Cyber Insurance can be purchased as a stand-alone policy or sometimes endorsed through a package policy or through the Directors and Officers (D&O) policy. A standalone policy typically provides broader and more specialized protection, including higher limits, dedicated breach response services, and coverage for items like forensic investigations, notification costs, and cyber extortion. Endorsements are going to limit coverage and have significantly lower limits. While endorsements can be a good starting point, associations should carefully evaluate whether the level of protection aligns with their actual exposure and risk tolerance. 


Owner’s Question: The bylaws state that I am responsible for maintaining the sprinkler line within my unit. What should I know?

Fire sprinkler systems are a critical life safety feature, and it is essential they function properly when needed. Regular inspection and maintenance should never be overlooked, with annual servicing typically recommended. If you are responsible for the sprinkler line within your unit, it is important to stay on top of inspections and communicate completion to the Board or management. This documentation can be valuable for insurance purposes.

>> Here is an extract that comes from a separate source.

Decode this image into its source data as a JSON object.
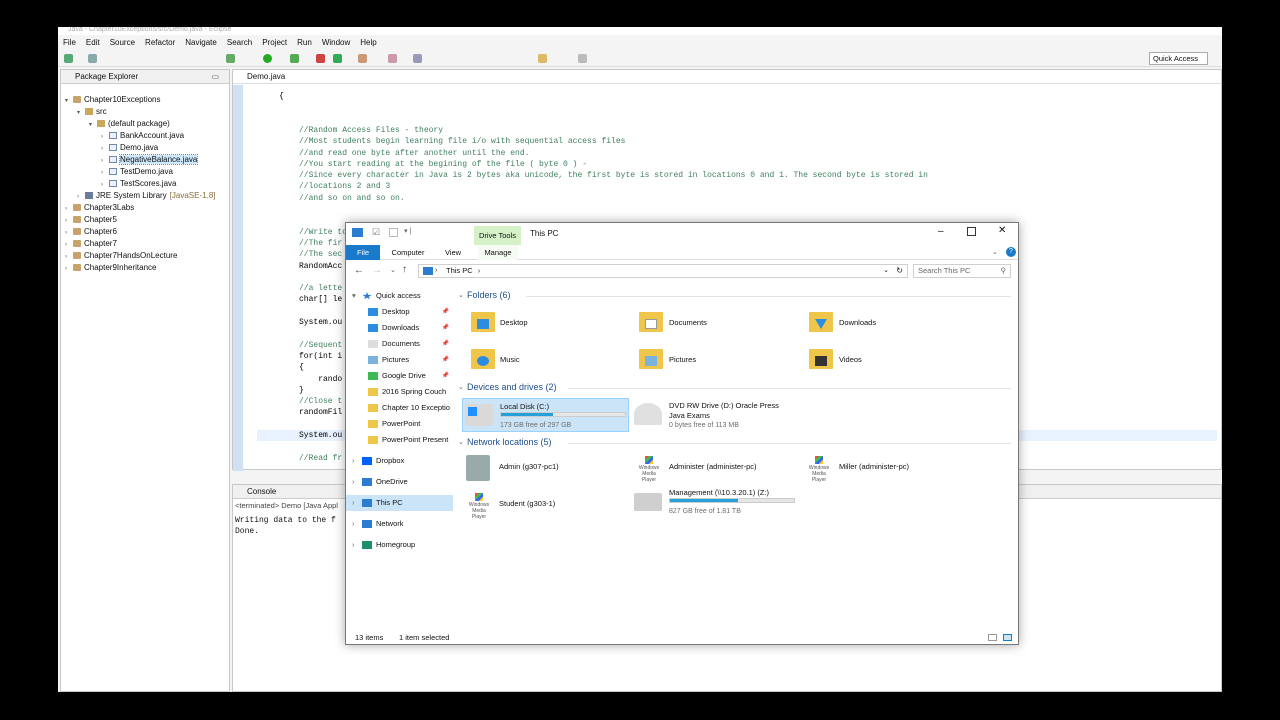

Attention Associations: Consider taking a more proactive approach by coordinating annual sprinkler inspections across all units. Relying on individual owners can create gaps, and even one unmaintained system can impact the safety of the entire community. Centralizing this process helps ensure consistency, supports insurance expectations, and most importantly, protects lives.

Update of the Month: How Old Is That Hose?

Throughout the home, several appliances rely on small water supply hoses, and they are one of the most common sources of preventable water losses. These hoses age over time and can fail without warning. Replacing them before an issue occurs is a simple way to prevent a claim. At a minimum, regularly check for signs of corrosion, cracking, or aging rubber.

Washing machine hoses: 3–5 years for rubber; 5–10 years for braided stainless steel ($20–$40)
Dishwasher supply line: 5–10 years depending on material ($20–$50)
Refrigerator water line: 5–10 years; braided lines are more durable ($15–$40)
Faucet supply lines: 8–10+ years or during fixture updates ($10–$30)

These small components are easy to overlook, but replacing them proactively is a simple way to avoid a claim. And that’s a win!